1. An opposed piston type disc brake comprising:

a caliper including an outer body portion and an inner body portion, wherein a rotor is interposed between the outer and inner body portions,

a plurality of cylinders provided to the respective outer and inner body portions;

a plurality of pistons fitted into the respective cylinders;

a pair of pads respectively supported by the outer and inner body portions displaceably in an axial direction of the rotor,

a coupling pin arranged between the outer and inner body portions at portions outward from an outer peripheral edge of the rotor in a radial direction of the rotor, wherein the coupling pin is configured to bridge the outer and inner body portions so as to hamper the outer and inner body portions from being displaced in a direction separating the outer and inner body portions;

a plurality of holding structure portions projected from inner side faces of the respective outer and inner body portions at portions inward from the outer peripheral edge of the rotor in the radial direction, wherein the holding structure is configured to be engaged with portions of the pair pads and to hamper the pair of pads from deviating to an inner side in the radial direction; and

engaging portions provided at outer radial side end portions of the respective pads in the radial direction and middle portions of the respective pads in a rotating direction of the rotor, wherein the coupling pin is inserted into the engaging portions, the respective pads are displaceable in the axial direction of the rotor relative to the coupling pin, and a braking torque applied to the pads is supported by the coupling pin.
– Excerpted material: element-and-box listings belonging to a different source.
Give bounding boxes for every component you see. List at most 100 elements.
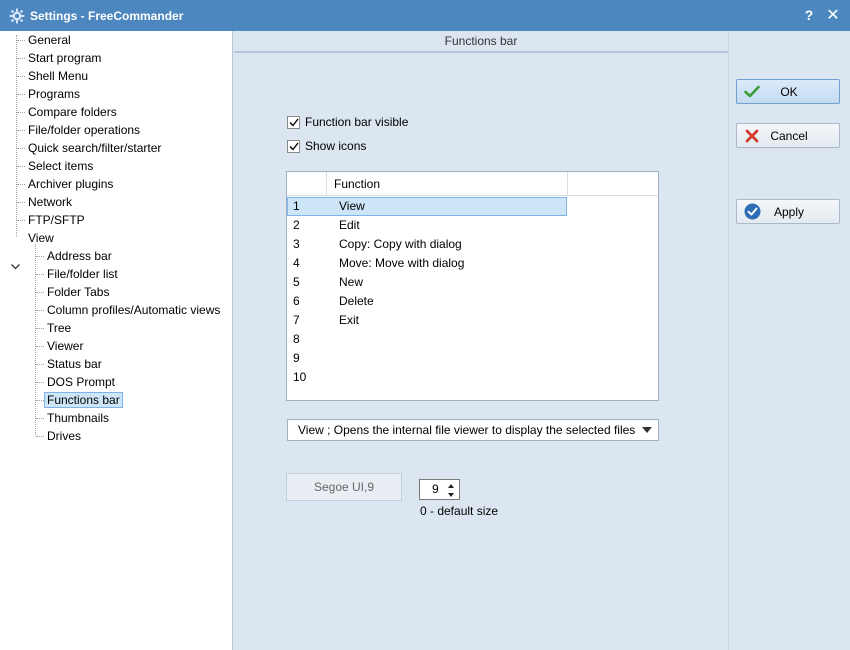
tree-item-label: File/folder operations <box>28 123 141 137</box>
row-number: 6 <box>293 294 300 308</box>
close-icon <box>743 127 761 145</box>
list-item[interactable]: 9 <box>287 349 658 368</box>
tree-connector <box>36 256 44 257</box>
list-item[interactable]: 1 View <box>287 197 658 216</box>
chevron-down-icon[interactable] <box>10 262 20 272</box>
list-item[interactable]: 7 Exit <box>287 311 658 330</box>
tree-item[interactable]: FTP/SFTP <box>25 211 88 229</box>
tree-item[interactable]: Shell Menu <box>25 67 91 85</box>
list-item[interactable]: 3 Copy: Copy with dialog <box>287 235 658 254</box>
tree-item-label: Shell Menu <box>28 69 89 83</box>
gear-icon <box>8 7 26 25</box>
page-title: Functions bar <box>234 31 728 53</box>
list-item[interactable]: 8 <box>287 330 658 349</box>
font-size-value: 9 <box>432 482 439 496</box>
list-header: Function <box>287 172 658 196</box>
dropdown-arrow-icon <box>641 424 653 436</box>
list-item[interactable]: 10 <box>287 368 658 387</box>
apply-label: Apply <box>773 204 805 219</box>
tree-item[interactable]: General <box>25 31 74 49</box>
font-size-stepper[interactable]: 9 <box>419 479 460 500</box>
tree-item[interactable]: Select items <box>25 157 96 175</box>
tree-item-label: Network <box>28 195 73 209</box>
tree-item[interactable]: Address bar <box>44 247 115 265</box>
column-header-number[interactable] <box>287 172 327 196</box>
tree-connector <box>17 40 25 41</box>
tree-item[interactable]: Viewer <box>44 337 86 355</box>
row-number: 4 <box>293 256 300 270</box>
tree-connector <box>17 112 25 113</box>
tree-connector <box>36 328 44 329</box>
tree-item-label: Drives <box>47 429 82 443</box>
tree-item-label: DOS Prompt <box>47 375 116 389</box>
tree-item[interactable]: Compare folders <box>25 103 120 121</box>
row-number: 3 <box>293 237 300 251</box>
tree-connector <box>17 148 25 149</box>
list-item[interactable]: 5 New <box>287 273 658 292</box>
column-header-extra[interactable] <box>568 172 658 196</box>
tree-connector <box>17 94 25 95</box>
show-icons-checkbox[interactable]: Show icons <box>287 138 366 154</box>
check-circle-icon <box>743 203 761 221</box>
row-function: Delete <box>339 294 374 308</box>
tree-item-label: Start program <box>28 51 102 65</box>
help-button[interactable]: ? <box>800 6 818 24</box>
tree-item[interactable]: File/folder list <box>44 265 121 283</box>
tree-item[interactable]: Tree <box>44 319 74 337</box>
tree-item[interactable]: Functions bar <box>44 391 123 409</box>
spin-down-icon[interactable] <box>446 490 456 499</box>
list-item[interactable]: 4 Move: Move with dialog <box>287 254 658 273</box>
row-function: Edit <box>339 218 360 232</box>
selection-highlight <box>287 197 567 216</box>
apply-button[interactable]: Apply <box>736 199 840 224</box>
tree-connector <box>36 274 44 275</box>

2. The opposed piston type disc brake according to claim 1, wherein the engaging portions are notches formed at portions of pressure plates of the pads,

the notches are opened toward outer peripheral edges of the pads in the radial direction,

inner faces of two side faces of the respective notches on both sides in the rotating direction of the rotor have plane shapes, and

the coupling pin is loosely inserted into the notches.

3. The opposed piston type disc brake according to claim 1, wherein the engaging portions are notches formed at portions of pressure plates of the pads,

inner faces of two side faces of the respective notches on both sides in the rotating direction of the rotor have recess curve faces configured by partially cylindrical faces, and

the coupling pin is loosely inserted into the notches.

4. The opposed piston type disc brake according to claim 1, wherein the coupling pin is arranged in a position displaced to a run-out side of rotation of the rotor from center positions of the pads in the rotating direction of the rotor.

5. The opposed piston type disc brake according to claim 1, wherein the plurality of holding structure portions are configured to be engaged with the pads and to support a part of the braking torque applied to the pads which is not supported by the coupling pin.

6. The opposed piston type disc brake according to claim 1, wherein the plurality of holding structure portions comprise locking pins projected from the inner side faces of the respective outer and inner body portions at the portions inward from the outer peripheral edge of the rotor in the radial direction.